Webber Emily, Lu Ming-Chen, Woodward Maria A, Elam Angela, Bicket Amanda, Wood Sarah Dougherty, John Denise, Johnson Leroy, Kershaw Martha, Heisler Michele, Newman-Casey Paula Anne
From the Department of Ophthalmology and Visual Sciences (E.W., M.L., M.W., A.E., A.B., S.D.W., D.J., P.N.), University of Michigan, Ann Arbor, Michigan, USA.
From the Department of Ophthalmology and Visual Sciences (E.W., M.L., M.W., A.E., A.B., S.D.W., D.J., P.N.), University of Michigan, Ann Arbor, Michigan, USA; Institute for Healthcare Policy and Innovation (M.W., A.E., A.B., M.H., P.N.), University of Michigan, Ann Arbor, Michigan, USA.
Am J Ophthalmol. 2025 Apr 11;276:157-169. doi: 10.1016/j.ajo.2025.04.007.
To use community engaged research to understand barriers to eye care utilization and explore participant experiences with free glaucoma screenings through the Michigan Screening and Intervention for Glaucoma and eye Health through Telemedicine (MI-SIGHT) program.
Qualitative study Subjects, Participants, and/or Controls: Purposive sampling of 42 participants out of 254 total participants from 2 community clinics in Flint and Ypsilanti, Michigan enrolled between 10/29/21 and 12/22/21.
METHODS, INTERVENTION, OR TESTING: We conducted semi-structured interviews that explored past barriers to eye care, motivations for attending and overall experience with the MI-SIGHT program. Interviews were transcribed then coded using Grounded Theory; and thematic analysis was completed.
Themes were compared between (1) the 2 clinics; (2) those who did and did not screen positive for glaucoma; and (3) of those who screened positive for glaucoma, comparing between those randomized to standard care and those randomized to personalized coaching and education.

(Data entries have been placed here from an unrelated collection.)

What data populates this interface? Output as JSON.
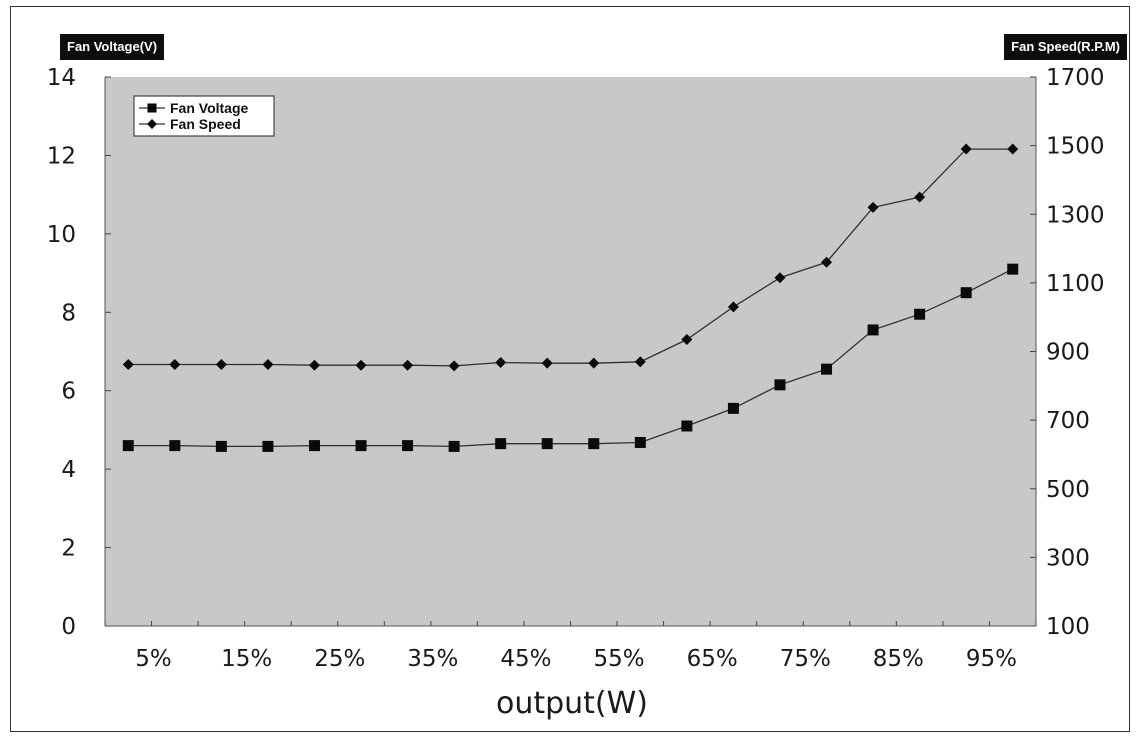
{
  "chart_data": {
    "type": "line",
    "x": [
      "3%",
      "8%",
      "13%",
      "18%",
      "23%",
      "28%",
      "33%",
      "38%",
      "43%",
      "48%",
      "53%",
      "58%",
      "63%",
      "68%",
      "73%",
      "78%",
      "83%",
      "88%",
      "93%",
      "98%"
    ],
    "x_tick_labels": [
      "5%",
      "15%",
      "25%",
      "35%",
      "45%",
      "55%",
      "65%",
      "75%",
      "85%",
      "95%"
    ],
    "xlabel": "output(W)",
    "left_axis": {
      "label": "Fan Voltage(V)",
      "range": [
        0,
        14
      ],
      "ticks": [
        0,
        2,
        4,
        6,
        8,
        10,
        12,
        14
      ]
    },
    "right_axis": {
      "label": "Fan Speed(R.P.M)",
      "range": [
        100,
        1700
      ],
      "ticks": [
        100,
        300,
        500,
        700,
        900,
        1100,
        1300,
        1500,
        1700
      ]
    },
    "series": [
      {
        "name": "Fan Voltage",
        "axis": "left",
        "marker": "square",
        "values": [
          4.6,
          4.6,
          4.58,
          4.58,
          4.6,
          4.6,
          4.6,
          4.58,
          4.65,
          4.65,
          4.65,
          4.68,
          5.1,
          5.55,
          6.15,
          6.55,
          7.55,
          7.95,
          8.5,
          9.1
        ]
      },
      {
        "name": "Fan Speed",
        "axis": "right",
        "marker": "diamond",
        "values": [
          862,
          862,
          862,
          862,
          860,
          860,
          860,
          858,
          868,
          866,
          866,
          870,
          935,
          1030,
          1115,
          1160,
          1320,
          1350,
          1490,
          1490
        ]
      }
    ],
    "legend_position": "top-left",
    "grid": false,
    "colors": {
      "plot_background": "#c8c8c8",
      "line": "#303030",
      "marker": "#0a0a0a"
    }
  }
}
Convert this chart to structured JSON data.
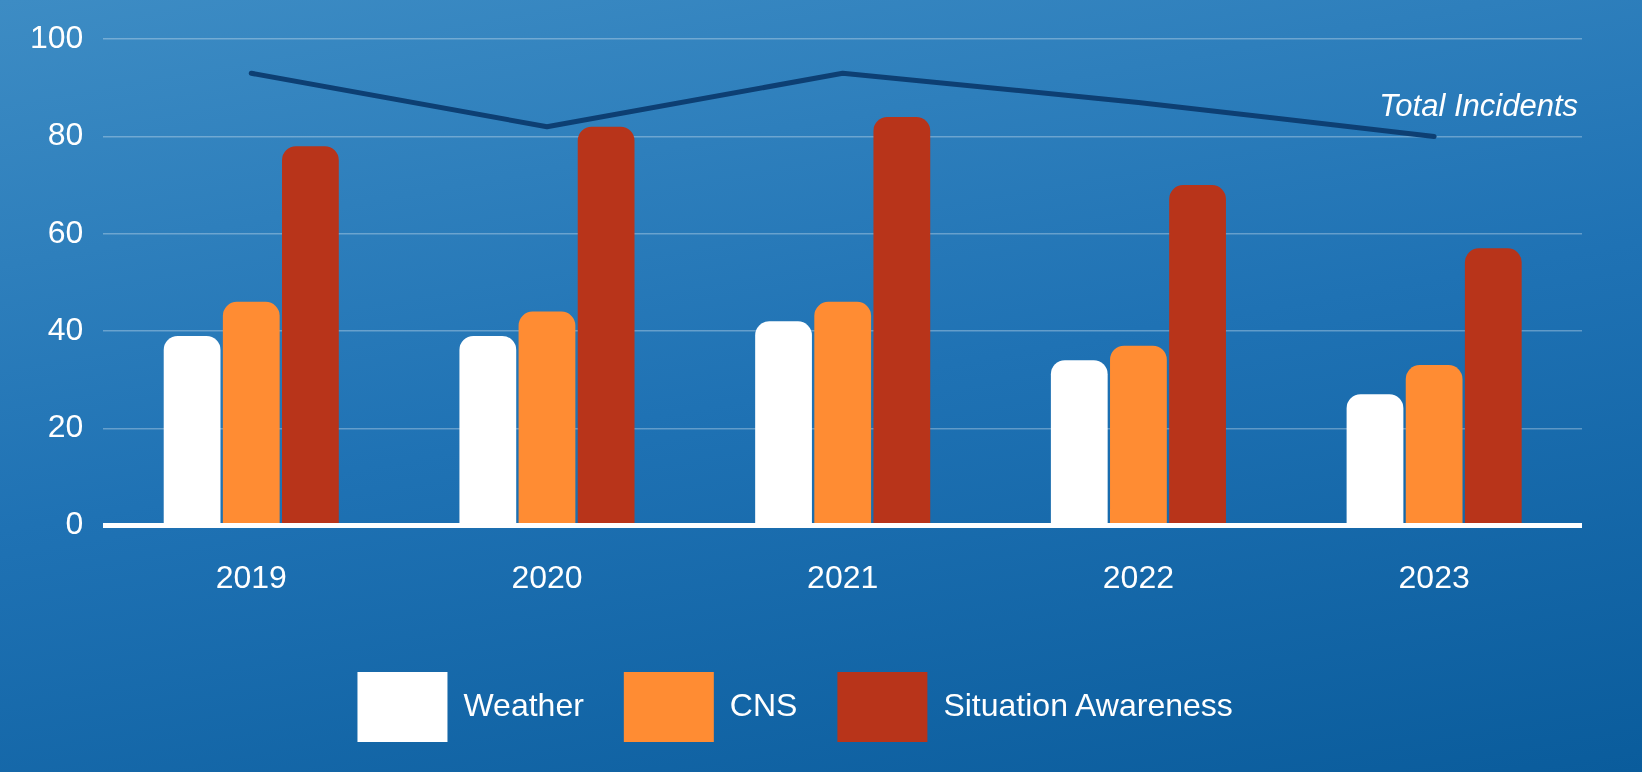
{
  "chart_data": {
    "type": "bar",
    "categories": [
      "2019",
      "2020",
      "2021",
      "2022",
      "2023"
    ],
    "series": [
      {
        "name": "Weather",
        "color": "#ffffff",
        "values": [
          39,
          39,
          42,
          34,
          27
        ]
      },
      {
        "name": "CNS",
        "color": "#ff8c33",
        "values": [
          46,
          44,
          46,
          37,
          33
        ]
      },
      {
        "name": "Situation Awareness",
        "color": "#b8341a",
        "values": [
          78,
          82,
          84,
          70,
          57
        ]
      },
      {
        "name": "Total Incidents",
        "type": "line",
        "color": "#0d3f73",
        "values": [
          93,
          82,
          93,
          87,
          80
        ]
      }
    ],
    "ylim": [
      0,
      100
    ],
    "yticks": [
      0,
      20,
      40,
      60,
      80,
      100
    ],
    "grid": "y",
    "legend": "bottom",
    "marker": "none",
    "line_style": "solid"
  }
}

The most common past barriers to eye care included cost, insurance status, and transportation. Motivations to attending glaucoma screenings with the MI-SIGHT program included affordability, location of community clinics, and having a trusted referral source endorse the program. Overall, participants most valued the rapport and communication received when interacting with the ophthalmic technicians who also acted as care navigators as part of MI-SIGHT.
The MI-SIGHT program was able to address barriers such as cost and transportation through having free eye screenings located at the community clinic. Developing trust and rapport with the participants and the community clinics was critical to the program's high satisfaction rates.
运用社区参与式研究来了解眼部护理利用的障碍,并通过密歇根州青光眼及眼部健康远程医疗筛查与干预(MI-SIGHT)项目,探索参与者接受免费青光眼筛查的体验。
定性研究。研究对象、参与者和/或对照组:从密歇根州弗林特和伊普西兰蒂的2家社区诊所的254名总参与者中,有目的地抽取42名参与者,他们于2021年10月29日至2021年12月22日入组。
方法、干预措施或测试:我们进行了半结构化访谈,探讨过去眼部护理的障碍、参加MI-SIGHT项目的动机以及总体体验。访谈内容转录后使用扎根理论进行编码;并完成了主题分析。
比较以下几方面的主题:(1)两家诊所之间;(2)青光眼筛查呈阳性和未呈阳性的参与者之间;(3)在青光眼筛查呈阳性的参与者中,比较随机分配至标准护理组和随机分配至个性化指导与教育组的参与者之间。
过去眼部护理最常见的障碍包括费用、保险状况和交通。参加MI-SIGHT项目青光眼筛查的动机包括可承受性、社区诊所的位置以及有可靠的推荐来源认可该项目。总体而言,参与者最看重与眼科技术人员互动时所获得的融洽关系和沟通,这些技术人员在MI-SIGHT项目中还担任护理导航员。
MI-SIGHT项目能够通过在社区诊所提供免费眼部筛查来解决费用和交通等障碍。与参与者和社区诊所建立信任和融洽关系对该项目的高满意度至关重要。